Quando lo stato si mostra con la forza della repressione contro Ansar al-sharia, le classi emarginate solidarizzano. Questa è una dimostrazione del fatto che il fenomeno salafita in Tunisia oggi è un vero e proprio movimento sociale. La liberalizzazione del Paese ha fatto si che anche il settore più popolare della società si esprimesse, ed esso lo fa attraverso il salafismo perché si tratta dell'unico strumento di reazione possibile in quello specifico contesto sociale. Ansar al-sharia è inoltre un progetto nuovo che spinge questa forza giovanile radicale verso l'istituzionalizzazione, creando la possibilità di partecipazione civile attraverso lezioni religiose ed impegno sociale nel quartiere.
Il movimento jihadista in Tunisia è un fenomeno complesso con diverse sfaccettature, e non c'è dubbio che nasconde al suo interno molte contraddizioni, soprattutto in rapporto al concetto di jihad.
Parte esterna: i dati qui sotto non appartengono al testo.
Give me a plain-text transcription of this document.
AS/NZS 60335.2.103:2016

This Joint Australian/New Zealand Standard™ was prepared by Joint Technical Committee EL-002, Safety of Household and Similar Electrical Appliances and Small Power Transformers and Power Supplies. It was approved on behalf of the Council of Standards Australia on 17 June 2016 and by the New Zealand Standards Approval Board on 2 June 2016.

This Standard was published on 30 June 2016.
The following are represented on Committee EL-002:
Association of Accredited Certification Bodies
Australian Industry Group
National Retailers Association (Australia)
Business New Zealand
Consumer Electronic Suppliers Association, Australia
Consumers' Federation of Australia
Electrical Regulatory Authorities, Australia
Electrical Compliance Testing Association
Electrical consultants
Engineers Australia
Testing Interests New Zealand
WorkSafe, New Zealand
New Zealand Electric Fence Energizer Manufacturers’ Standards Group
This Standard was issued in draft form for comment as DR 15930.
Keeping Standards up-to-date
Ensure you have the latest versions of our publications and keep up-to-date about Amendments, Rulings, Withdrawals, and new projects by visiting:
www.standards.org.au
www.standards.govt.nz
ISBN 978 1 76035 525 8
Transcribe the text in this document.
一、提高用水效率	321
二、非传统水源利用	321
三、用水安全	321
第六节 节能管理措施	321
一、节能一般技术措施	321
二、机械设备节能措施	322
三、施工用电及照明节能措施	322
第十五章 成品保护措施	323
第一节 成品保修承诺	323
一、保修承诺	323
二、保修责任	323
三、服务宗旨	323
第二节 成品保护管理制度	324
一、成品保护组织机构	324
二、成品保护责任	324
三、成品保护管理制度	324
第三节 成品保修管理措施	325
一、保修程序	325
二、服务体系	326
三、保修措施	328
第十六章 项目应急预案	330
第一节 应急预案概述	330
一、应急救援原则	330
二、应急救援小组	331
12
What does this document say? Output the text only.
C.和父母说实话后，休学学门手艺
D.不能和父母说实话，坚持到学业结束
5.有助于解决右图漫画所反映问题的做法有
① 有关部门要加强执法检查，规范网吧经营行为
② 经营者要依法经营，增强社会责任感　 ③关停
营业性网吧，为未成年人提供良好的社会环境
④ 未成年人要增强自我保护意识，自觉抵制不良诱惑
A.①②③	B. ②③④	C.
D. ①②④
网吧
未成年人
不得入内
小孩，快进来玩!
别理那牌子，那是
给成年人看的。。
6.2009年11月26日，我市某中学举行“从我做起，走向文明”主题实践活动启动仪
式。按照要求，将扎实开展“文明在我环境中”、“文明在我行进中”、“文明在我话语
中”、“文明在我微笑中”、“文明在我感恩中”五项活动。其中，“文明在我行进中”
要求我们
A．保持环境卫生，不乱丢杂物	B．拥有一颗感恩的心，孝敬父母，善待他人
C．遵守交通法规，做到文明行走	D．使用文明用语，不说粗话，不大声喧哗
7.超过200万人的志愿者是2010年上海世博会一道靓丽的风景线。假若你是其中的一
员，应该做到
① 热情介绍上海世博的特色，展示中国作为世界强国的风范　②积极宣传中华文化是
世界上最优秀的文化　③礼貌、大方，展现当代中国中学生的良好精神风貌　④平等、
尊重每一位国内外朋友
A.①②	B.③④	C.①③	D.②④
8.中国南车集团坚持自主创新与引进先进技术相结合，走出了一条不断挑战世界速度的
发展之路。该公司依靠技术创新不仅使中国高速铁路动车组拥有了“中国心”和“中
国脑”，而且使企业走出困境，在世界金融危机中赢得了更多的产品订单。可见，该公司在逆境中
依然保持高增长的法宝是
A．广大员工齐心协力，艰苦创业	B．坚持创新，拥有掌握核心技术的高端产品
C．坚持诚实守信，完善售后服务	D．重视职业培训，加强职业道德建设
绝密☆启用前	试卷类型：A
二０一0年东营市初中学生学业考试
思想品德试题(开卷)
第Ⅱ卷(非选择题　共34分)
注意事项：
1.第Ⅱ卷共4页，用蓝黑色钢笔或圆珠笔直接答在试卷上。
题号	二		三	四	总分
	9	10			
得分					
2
Il progetto specifico di Ansar al-Sharia, tuttavia, secondo la mia esperienza di ricerca, contiene degli elementi di novità interessanti. In due anni dalla sua esistenza il movimento ha selezionato una vera classe di giovani leader, maggioritariamente provenienti da ambienti popolari. Il fatto che si siano costituiti ufficialmente in organizzazione, con vari dipartimenti (dawa, logistica, media); che abbiamo elaborato un piano politico, economico e sociale; che organizzano ogni anno un congresso, li fa assomigliare ad un vero partito politico.

Non va negato dunque che il movimento jihadista in sè contiene elementi potenziali di pericolo (anche perché esso è più vasto della sola esperienza di Ansar al-Sharia) ma, per quanto paradossale possa sembrare, contiene anche elementi di opportunità. Scegliere la strada dello scontro diretto, dichiarando Ansar al-Sharia gruppo terrorista, è dunque, dal mio punto di vista, un errore grossolano. In questo modo ci si rifugia nel semplicismo dell'approccio securitario fine a se stesso e si nasconde l'evidenza del fenomeno sociale. Questo permette all'apparato di riaffacciarsi sulla scena ed imporre di nuovo l'agenda politica, ma soprattutto fallisce nel fare la differenza tra coloro che chiedono l'integrazione sociale e coloro che agiscono solamente in nome della violenza.